Sustainable Energy
Chinese Wind Power Heads Offshore
Breezy tidal flats offer green power on the doorstep of China’s bustling seaboard.
China’s first offshore wind farm, a 102-megawatt array that’s set to come to full power this month in the Yangtze River delta near Shanghai, looks to be the start of something big. Chinese officials announced plans last month to request bids for three to four large-scale offshore wind power projects generating up to 1,000 megawatts total. Beijing-based energy consultancy Azure International predicts that China will install 514 megawatts of offshore wind over the next three to four years, and by 2020 will have invested $100 billion to install up to 30,000 megawatts. That’s equal to all of the onshore wind farms currently installed in China, already the world’s largest market for wind power.
China’s offshore winds are slower than Europe’s because they cross Asia before striking out to sea, whereas the North Sea’s winds travel an unimpeded transatlantic path. But 40 percent of China’s population lives along the eastern seaboard. China is building a transmission supergrid to bring in hydroelectric, coal, and wind power from western China, but Meyer says leaders of coastal provinces see offshore development as a means of local investment. “China still has a very locally protectionist economy. There’s an interest from provincial governments to support the coastal economy and jobs by supporting a wind industry in their backyard,” says Sebastian Meyer, Azure’s research director.
The Chinese offshore wind situation is analogous to that in the United States, where eastern states advocate offshore wind over construction of an interstate supergrid delivering western wind power. For example, last week, Cape Wind, which has proposed a wind farm off Nantucket, announced it had ordered 130 turbines. The difference is that China’s first offshore wind farm, installed by top Chinese turbine producer Sinovel, is about to start generating electricity, whereas Cape Wind has been waiting for its federal permit since it gained state and local permits in 2008. U.S. Interior Secretary Ken Salazar has promised a decision on Cape Wind by the end of this month. China’s National Energy Administration and National Oceanic Administration issued joint regulations for offshore wind farm development in January in a bid to accelerate the industry.
Li Junfeng, deputy director of China’s Energy Research Institute in Beijing, indicated in a presentation to an offshore wind seminar in Norway last month that near-term development would focus on the 100 to 200 gigawatts of wind energy potential available in extensive tidal flats. She highlighted Jiangsu Province, north of Shanghai, which has eight to 10 gigawatts of intertidal wind power potential. Jiangsu is the only coastal site among six regional wind power development centers designated by Beijing last year. Each site is slated to receive at least 10 gigawatts of installation by 2020.

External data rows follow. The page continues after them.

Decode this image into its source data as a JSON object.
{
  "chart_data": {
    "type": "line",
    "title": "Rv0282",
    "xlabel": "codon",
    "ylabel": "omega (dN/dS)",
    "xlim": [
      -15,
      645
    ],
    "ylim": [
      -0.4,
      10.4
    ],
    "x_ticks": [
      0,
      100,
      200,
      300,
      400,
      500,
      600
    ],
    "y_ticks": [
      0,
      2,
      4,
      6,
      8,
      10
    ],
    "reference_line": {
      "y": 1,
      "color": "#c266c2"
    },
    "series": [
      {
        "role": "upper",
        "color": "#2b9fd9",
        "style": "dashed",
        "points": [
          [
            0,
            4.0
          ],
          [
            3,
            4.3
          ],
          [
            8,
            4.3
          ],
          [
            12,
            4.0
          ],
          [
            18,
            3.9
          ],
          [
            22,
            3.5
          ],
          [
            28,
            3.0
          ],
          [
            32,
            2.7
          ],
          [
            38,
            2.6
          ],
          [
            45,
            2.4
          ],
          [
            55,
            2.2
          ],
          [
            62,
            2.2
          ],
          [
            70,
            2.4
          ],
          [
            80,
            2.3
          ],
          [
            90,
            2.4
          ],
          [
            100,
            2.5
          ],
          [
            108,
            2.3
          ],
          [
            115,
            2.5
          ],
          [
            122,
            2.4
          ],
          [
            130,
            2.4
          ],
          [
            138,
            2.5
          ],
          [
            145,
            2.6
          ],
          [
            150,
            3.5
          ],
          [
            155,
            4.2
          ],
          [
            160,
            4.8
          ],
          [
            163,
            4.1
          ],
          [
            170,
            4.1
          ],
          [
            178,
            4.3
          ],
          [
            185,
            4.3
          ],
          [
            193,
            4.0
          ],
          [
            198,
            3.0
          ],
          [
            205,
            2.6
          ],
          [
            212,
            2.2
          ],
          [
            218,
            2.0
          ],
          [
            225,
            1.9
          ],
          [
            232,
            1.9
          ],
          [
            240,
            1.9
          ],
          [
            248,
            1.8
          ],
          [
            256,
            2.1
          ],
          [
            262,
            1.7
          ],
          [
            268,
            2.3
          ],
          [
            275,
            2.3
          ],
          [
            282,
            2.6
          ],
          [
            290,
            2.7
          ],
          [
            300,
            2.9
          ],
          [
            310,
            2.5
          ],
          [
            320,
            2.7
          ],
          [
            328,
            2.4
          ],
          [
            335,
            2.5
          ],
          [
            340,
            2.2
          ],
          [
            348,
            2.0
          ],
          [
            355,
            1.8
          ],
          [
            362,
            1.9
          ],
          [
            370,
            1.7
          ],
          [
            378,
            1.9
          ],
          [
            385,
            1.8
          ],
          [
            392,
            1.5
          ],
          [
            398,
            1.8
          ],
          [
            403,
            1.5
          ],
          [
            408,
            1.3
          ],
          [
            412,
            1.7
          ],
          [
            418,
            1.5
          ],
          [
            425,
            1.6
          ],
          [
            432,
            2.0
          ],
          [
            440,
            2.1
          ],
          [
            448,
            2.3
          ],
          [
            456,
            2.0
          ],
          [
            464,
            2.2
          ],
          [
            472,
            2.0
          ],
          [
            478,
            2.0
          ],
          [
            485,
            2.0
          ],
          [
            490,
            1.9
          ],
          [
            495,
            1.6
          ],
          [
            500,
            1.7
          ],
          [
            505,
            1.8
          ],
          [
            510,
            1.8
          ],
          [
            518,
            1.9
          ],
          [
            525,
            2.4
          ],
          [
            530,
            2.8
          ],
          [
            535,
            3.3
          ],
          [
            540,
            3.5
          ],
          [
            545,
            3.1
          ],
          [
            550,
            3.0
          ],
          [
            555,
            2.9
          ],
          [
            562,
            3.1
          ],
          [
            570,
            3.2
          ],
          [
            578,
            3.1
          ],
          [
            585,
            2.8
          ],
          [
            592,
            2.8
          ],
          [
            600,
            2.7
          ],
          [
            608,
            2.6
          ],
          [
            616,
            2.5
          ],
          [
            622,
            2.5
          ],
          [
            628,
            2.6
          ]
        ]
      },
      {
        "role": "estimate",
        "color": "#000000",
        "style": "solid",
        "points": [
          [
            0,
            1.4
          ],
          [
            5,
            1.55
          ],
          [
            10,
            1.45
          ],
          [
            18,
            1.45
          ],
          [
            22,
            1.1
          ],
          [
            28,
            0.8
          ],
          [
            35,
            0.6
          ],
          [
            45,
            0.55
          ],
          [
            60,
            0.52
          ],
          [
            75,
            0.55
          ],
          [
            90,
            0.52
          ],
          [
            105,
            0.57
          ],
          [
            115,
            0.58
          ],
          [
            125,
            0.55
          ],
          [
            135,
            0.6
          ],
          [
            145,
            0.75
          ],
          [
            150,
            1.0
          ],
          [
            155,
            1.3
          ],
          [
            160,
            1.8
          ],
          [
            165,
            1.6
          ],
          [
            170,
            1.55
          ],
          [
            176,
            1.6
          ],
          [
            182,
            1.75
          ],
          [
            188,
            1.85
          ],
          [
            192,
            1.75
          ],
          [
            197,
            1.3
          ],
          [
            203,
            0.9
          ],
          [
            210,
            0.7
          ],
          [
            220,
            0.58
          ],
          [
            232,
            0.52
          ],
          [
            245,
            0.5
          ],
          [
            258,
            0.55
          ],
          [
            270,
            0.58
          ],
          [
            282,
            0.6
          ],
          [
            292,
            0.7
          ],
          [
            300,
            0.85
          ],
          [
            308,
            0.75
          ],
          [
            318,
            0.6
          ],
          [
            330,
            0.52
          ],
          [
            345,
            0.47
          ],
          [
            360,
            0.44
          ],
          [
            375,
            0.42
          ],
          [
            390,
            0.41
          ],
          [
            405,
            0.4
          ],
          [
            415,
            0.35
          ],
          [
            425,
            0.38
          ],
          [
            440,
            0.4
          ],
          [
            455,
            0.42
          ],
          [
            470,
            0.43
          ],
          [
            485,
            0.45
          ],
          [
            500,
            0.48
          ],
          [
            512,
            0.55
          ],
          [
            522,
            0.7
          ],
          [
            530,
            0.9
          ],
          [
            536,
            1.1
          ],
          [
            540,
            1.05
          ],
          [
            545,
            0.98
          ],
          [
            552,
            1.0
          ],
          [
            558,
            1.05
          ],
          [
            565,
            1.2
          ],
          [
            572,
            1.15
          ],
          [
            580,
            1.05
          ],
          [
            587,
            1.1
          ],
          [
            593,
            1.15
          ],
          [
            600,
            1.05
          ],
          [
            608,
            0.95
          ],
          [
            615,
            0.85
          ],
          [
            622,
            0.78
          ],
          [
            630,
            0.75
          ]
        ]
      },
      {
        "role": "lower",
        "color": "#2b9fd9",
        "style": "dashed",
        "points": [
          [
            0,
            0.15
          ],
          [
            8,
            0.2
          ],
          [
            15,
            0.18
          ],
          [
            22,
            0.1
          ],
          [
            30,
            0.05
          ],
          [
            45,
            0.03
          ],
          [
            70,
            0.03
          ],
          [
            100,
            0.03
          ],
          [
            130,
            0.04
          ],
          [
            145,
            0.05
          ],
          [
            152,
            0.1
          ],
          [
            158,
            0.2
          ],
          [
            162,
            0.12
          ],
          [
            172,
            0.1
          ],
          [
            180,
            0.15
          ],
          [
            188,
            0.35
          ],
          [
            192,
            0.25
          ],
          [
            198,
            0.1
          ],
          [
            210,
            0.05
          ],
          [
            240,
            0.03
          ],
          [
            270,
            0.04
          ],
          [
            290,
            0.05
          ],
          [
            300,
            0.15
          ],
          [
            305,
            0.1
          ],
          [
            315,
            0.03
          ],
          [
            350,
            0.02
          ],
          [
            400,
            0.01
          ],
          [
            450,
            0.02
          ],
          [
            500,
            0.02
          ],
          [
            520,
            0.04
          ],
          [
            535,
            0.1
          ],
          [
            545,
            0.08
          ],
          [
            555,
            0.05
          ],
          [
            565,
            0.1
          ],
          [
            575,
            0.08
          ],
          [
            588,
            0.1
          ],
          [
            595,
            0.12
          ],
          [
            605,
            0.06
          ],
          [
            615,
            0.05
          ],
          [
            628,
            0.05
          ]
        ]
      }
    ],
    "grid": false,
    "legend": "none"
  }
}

Jiangsu’s first offshore pilot-scale farms are under construction: a 30-megawatt project by Longyuan Group and a six-megawatt project developed by Hebei-based China Three Gorges Project. In February, Beijing-based Shenhua Guohua Energy Investment, a subsidiary of China’s largest coal producer, announced it was considering two 300-megawatt offshore projects in Jiangsu that would use 3.6-megawatt turbines under development by Shanghai Electric Wind.
A key technical challenge is engineering for the tidal flat’s muddy seafloors and shifting sandbars, which require different foundations and installation vessels than those developed for the North Sea. Guohua, for example, is developing a novel steel pile foundation for its Jiangsu wind farms. Rather than the single steel monopoles common for North Sea projects, Guohua’s will employ five piles, each 56 meters long.
For deeper water projects in southern China, meanwhile, typhoon risks may be high, according to Junfeng. In 2003, Typhoon Maemi severely damaged all six turbines in a Japanese wind farm on Miyakojima Island near Okinawa. Wind gusts up to 90 meters per second buckled towers on two turbines, uprooted the foundation of a third, and broke the blades off the rest.
And Miyakojima’s turbines were relatively small compared to the turbines planned for China’s offshore developments. Several manufacturers, including Sinovel and Xingjiang-based Goldwind, are building five-megawatt machines.
Chinese manufacturers have their work cut out for them to demonstrate that they can build equipment robust enough to stand up to offshore operation. Quality shortcomings are rife in the Chinese turbine industry. As a 2009 report on the Chinese market for clean energy technologies by the China Greentech Initiative put it last year: “Real and perceived quality issues for Chinese domestically manufactured turbines and components negatively impact wind farm efficiency and constrain export market opportunities.”
Those concerns were highlighted last fall by the delivery of faulty monopole foundations by a Chinese manufacturer for the U.K.’s 500-megawatt Greater Gabbard offshore wind farm. U.K. utility Scottish and Southern Energy acknowledged in February that quality defects in the 65-meter long, 650-ton steel piles had delayed its project.